Alternative Federal Budget targets Corporate
Cronyism, Rebuilds Canada’s foundations
The federal Liberals say they are determined to clean up their act as a
government, but the Canadian Center for Policy Alternative has a few
suggestion of its own as to how to do this.
The 10th annual Alternative Federal Budget cuts to the heart of federal
funding scandals – not with more tax cuts and spending restraints but
with hard measures of accountability to clean up federal corporate
cronyism.
The AFB’s emphasis on accountability includes: no more P3 deals, no
more federal-provincial cash transfers that come without strings
attached, no more Barbados tax havens, and no more patronage
appointments.
Released today by the Canadian Centre for Policy Alternatives, the AFB
beefs up federal and corporate accountability, cleaning up tax havens
and avoiding federal schemes such as public-private partnerships (P3s)
that shift spending “off book” and out of public view.
“The AFB is going after the real issues that give rise to things like
the sponsorship scandal,” says CCPA economist Ellen Russell. “The
federal government’s response to funding scandals is to do more of the
same: spending restraints, sitting on surpluses, and handing out tax
cuts like they’re candy – but 10 years of that agenda didn’t protect
Canadians from the sponsorship scandal and it’s not the solution now.
“We are making sure public investments stay on the books for public
scrutiny so we know where our money is going and that it’s buying real
change.”
As an antidote to P3 financing, the AFB creates an innovative
debt-financing instrument, the Canadian Infrastructure Financing
Authority (CIFA), to invest $5 billion a year to rebuild our cities and
towns. It creates public-public partnerships between the federal and
other levels of government.
“With interest rates at an all-time low and public skepticism about
government money laundering at an all-time high, it’s time to rule out
P3 partnerships as a viable option,” says economist Armine Yalnizyan.
“P3 deals are more expensive. It’s cheaper for government to borrow and
build publicly.
“But P3s are also a slippery slope for money laundering schemes because
they move public funds out of public view and into the pockets of
private corporations who aren’t accountable. We need more
accountability, not less.”
The AFB also keeps corporate tax revenue in Canada by starting to shut
down tax havens — a key source of the funds required to rebuild Canada.

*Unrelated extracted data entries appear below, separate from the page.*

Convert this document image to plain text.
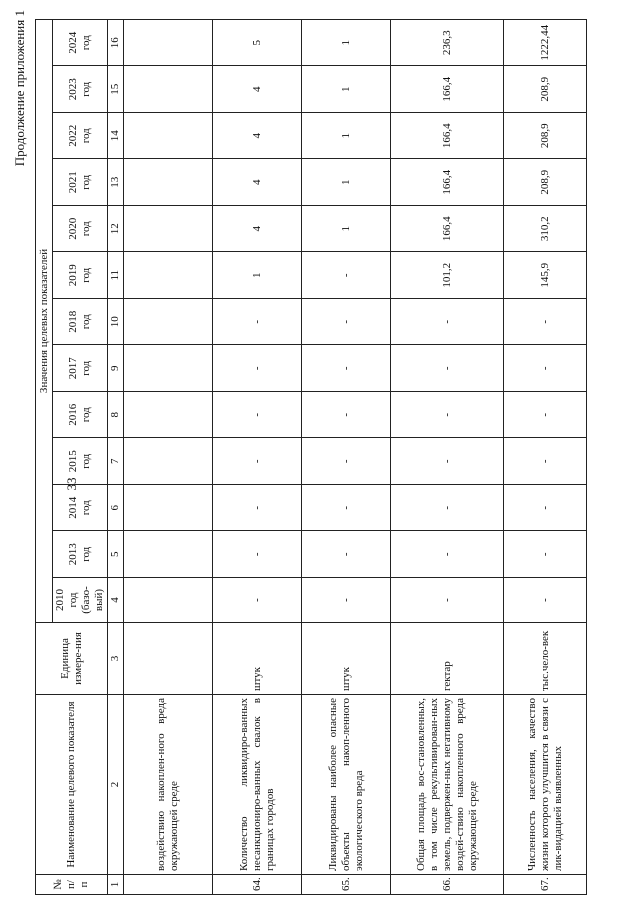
33
Продолжение приложения 1
№ п/п	Наименование целевого показателя	Единица измере-ния	Значения целевых показателей												
			2010 год (базо-вый)	2013 год	2014 год	2015 год	2016 год	2017 год	2018 год	2019 год	2020 год	2021 год	2022 год	2023 год	2024 год
1	2	3	4	5	6	7	8	9	10	11	12	13	14	15	16
	воздействию накоплен-ного вреда окружающей среде														
64.	Количество ликвидиро-ванных несанкциониро-ванных свалок в границах городов	штук	-	-	-	-	-	-	-	1	4	4	4	4	5
65.	Ликвидированы наиболее опасные объекты накоп-ленного экологического вреда	штук	-	-	-	-	-	-	-	-	1	1	1	1	1
66.	Общая площадь вос-становленных, в том числе рекультивирован-ных земель, подвержен-ных негативному воздей-ствию накопленного вреда окружающей среде	гектар	-	-	-	-	-	-	-	101,2	166,4	166,4	166,4	166,4	236,3
67.	Численность населения, качество жизни которого улучшится в связи с лик-видацией выявленных	тыс.чело-век	-	-	-	-	-	-	-	145,9	310,2	208,9	208,9	208,9	1222,44
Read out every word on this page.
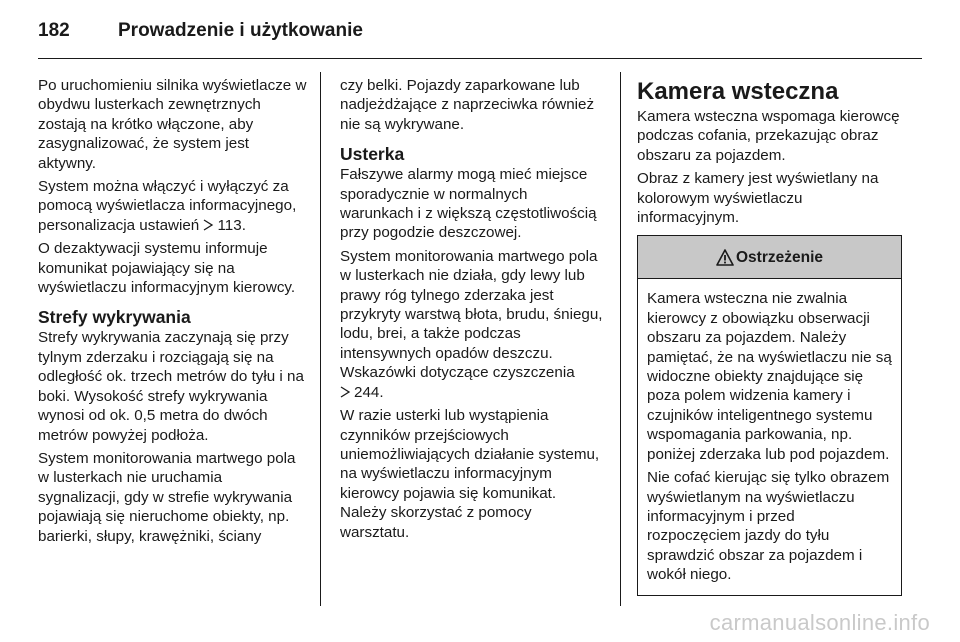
182	Prowadzenie i użytkowanie

Po uruchomieniu silnika wyświetlacze w obydwu lusterkach zewnętrznych zostają na krótko włączone, aby zasygnalizować, że system jest aktywny.

System można włączyć i wyłączyć za pomocą wyświetlacza informacyjnego, personalizacja ustawień 113.

O dezaktywacji systemu informuje komunikat pojawiający się na wyświetlaczu informacyjnym kierowcy.

Strefy wykrywania

Strefy wykrywania zaczynają się przy tylnym zderzaku i rozciągają się na odległość ok. trzech metrów do tyłu i na boki. Wysokość strefy wykrywania wynosi od ok. 0,5 metra do dwóch metrów powyżej podłoża.

System monitorowania martwego pola w lusterkach nie uruchamia sygnalizacji, gdy w strefie wykrywania pojawiają się nieruchome obiekty, np. barierki, słupy, krawężniki, ściany

czy belki. Pojazdy zaparkowane lub nadjeżdżające z naprzeciwka również nie są wykrywane.

Usterka

Fałszywe alarmy mogą mieć miejsce sporadycznie w normalnych warunkach i z większą częstotliwością przy pogodzie deszczowej.

System monitorowania martwego pola w lusterkach nie działa, gdy lewy lub prawy róg tylnego zderzaka jest przykryty warstwą błota, brudu, śniegu, lodu, brei, a także podczas intensywnych opadów deszczu. Wskazówki dotyczące czyszczenia
244.

W razie usterki lub wystąpienia czynników przejściowych uniemożliwiających działanie systemu, na wyświetlaczu informacyjnym kierowcy pojawia się komunikat. Należy skorzystać z pomocy warsztatu.

Kamera wsteczna

Kamera wsteczna wspomaga kierowcę podczas cofania, przekazując obraz obszaru za pojazdem.

Obraz z kamery jest wyświetlany na kolorowym wyświetlaczu informacyjnym.

Ostrzeżenie

Kamera wsteczna nie zwalnia kierowcy z obowiązku obserwacji obszaru za pojazdem. Należy pamiętać, że na wyświetlaczu nie są widoczne obiekty znajdujące się poza polem widzenia kamery i czujników inteligentnego systemu wspomagania parkowania, np. poniżej zderzaka lub pod pojazdem.

Nie cofać kierując się tylko obrazem wyświetlanym na wyświetlaczu informacyjnym i przed rozpoczęciem jazdy do tyłu sprawdzić obszar za pojazdem i wokół niego.

carmanualsonline.info
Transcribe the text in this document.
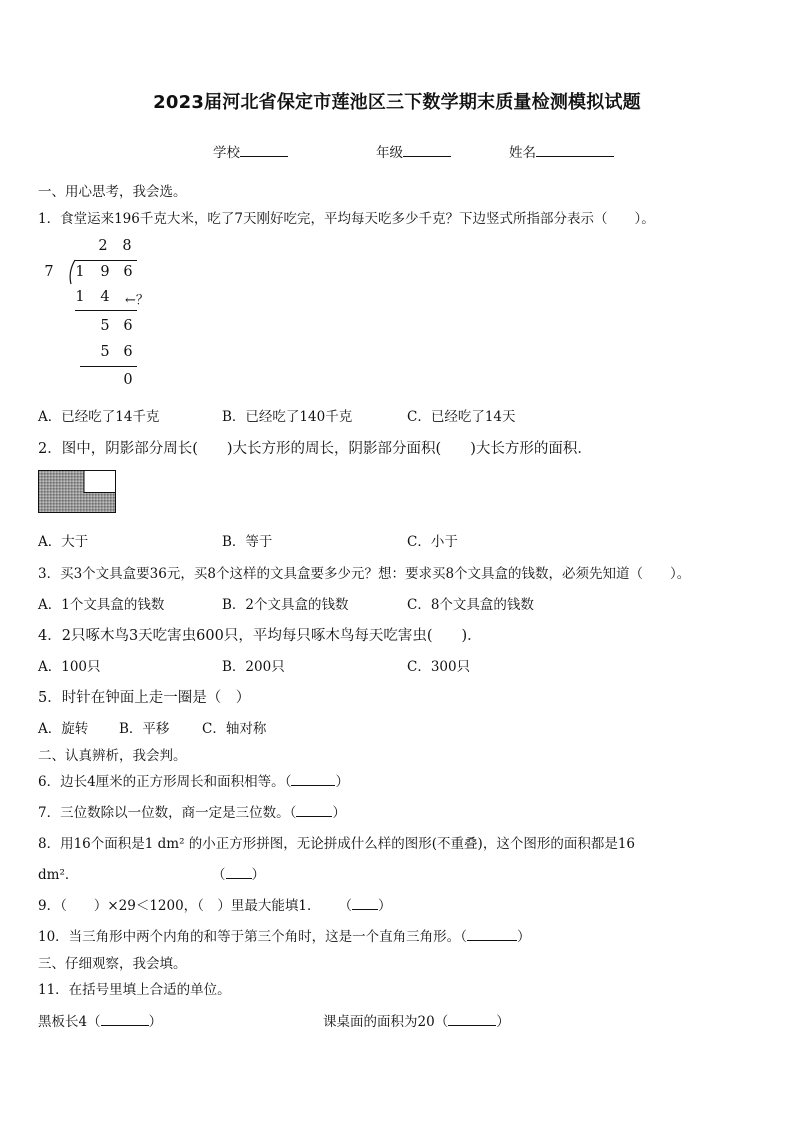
2023届河北省保定市莲池区三下数学期末质量检测模拟试题
学校	年级	姓名
一、用心思考，我会选。
1．食堂运来196千克大米，吃了7天刚好吃完，平均每天吃多少千克？下边竖式所指部分表示（　　）。
2 8
7 1 9 6
1 4 ←？
5 6
5 6
0
A．已经吃了14千克	B．已经吃了140千克	C．已经吃了14天
2．图中，阴影部分周长(　　)大长方形的周长，阴影部分面积(　　)大长方形的面积．
A．大于	B．等于	C．小于
3．买3个文具盒要36元，买8个这样的文具盒要多少元？想：要求买8个文具盒的钱数，必须先知道（　　）。
A．1个文具盒的钱数	B．2个文具盒的钱数	C．8个文具盒的钱数
4．2只啄木鸟3天吃害虫600只，平均每只啄木鸟每天吃害虫(　　)．
A．100只	B．200只	C．300只
5．时针在钟面上走一圈是（　）
A．旋转 B．平移 C．轴对称
二、认真辨析，我会判。
6．边长4厘米的正方形周长和面积相等。（	）
7．三位数除以一位数，商一定是三位数。（	）
8．用16个面积是1 dm² 的小正方形拼图，无论拼成什么样的图形(不重叠)，这个图形的面积都是16
dm²．	（ ）
9．（　　）×29＜1200，（　）里最大能填1． （ ）
10．当三角形中两个内角的和等于第三个角时，这是一个直角三角形。（	）
三、仔细观察，我会填。
11．在括号里填上合适的单位。
黑板长4（	）	课桌面的面积为20（	）
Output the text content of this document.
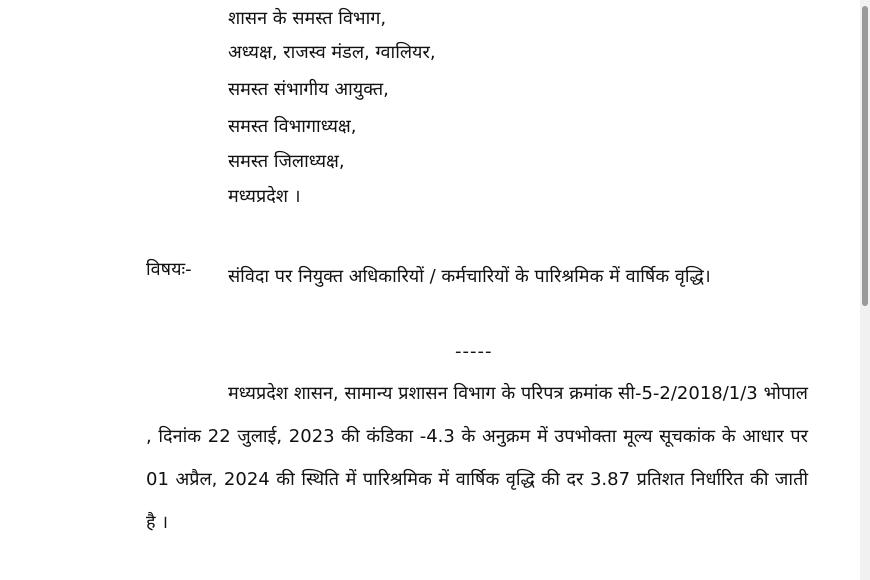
शासन के समस्त विभाग,
अध्यक्ष, राजस्व मंडल, ग्वालियर,
समस्त संभागीय आयुक्त,
समस्त विभागाध्यक्ष,
समस्त जिलाध्यक्ष,
मध्यप्रदेश ।
विषयः- संविदा पर नियुक्त अधिकारियों / कर्मचारियों के पारिश्रमिक में वार्षिक वृद्धि।
-----
मध्यप्रदेश शासन, सामान्य प्रशासन विभाग के परिपत्र क्रमांक सी-5-2/2018/1/3 भोपाल , दिनांक 22 जुलाई, 2023 की कंडिका -4.3 के अनुक्रम में उपभोक्ता मूल्य सूचकांक के आधार पर 01 अप्रैल, 2024 की स्थिति में पारिश्रमिक में वार्षिक वृद्धि की दर 3.87 प्रतिशत निर्धारित की जाती है ।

The AFB first made its debut in 1995, the same year Paul Martin
delivered the biggest program spending cuts in Canada’s history.
The AFB balances the books every year, and allocates $56.5 billion over
the next three years to fund what it defines as urgent priorities.
Rebuilding Canada: Invest $3.8 billion a year toward early childhood
education and care; dedicate $1 billion a year to create 75,000 new
affordable housing units; and restore the fair federal share of
provincial and territorial of public health care expenditures by
raising the federal cash transfer to 25 per cent.
Training the next generation: Introduce a labour force innovation
program that would include training insurance for all workers, and
implement improvements to the EI system; create a $1.85 billion
Emergency Training and Adjustment Fund to help reposition the labour
market to meet the challenges of an aging baby boomer generation; and
create a new $1.85 billion National Student Needs-based Grants Fund for
post-secondary students.
Position Canada as a leader in sustaining the future of our planet:
Earmark a portion of the gas tax to a green transportation fund; invest
in sustainable energy and farming practices; and revitalize Canada’s
role in international development and peace building.
“We’re addressing 10
years of erosion, reinvesting in Canadians while maintaining a balanced
budget, decreasing the debt burden, and toughening up accountability
measures for public spending,” says Russell. “It provides a real
alternative to a decade of Paul Martin budget cuts.”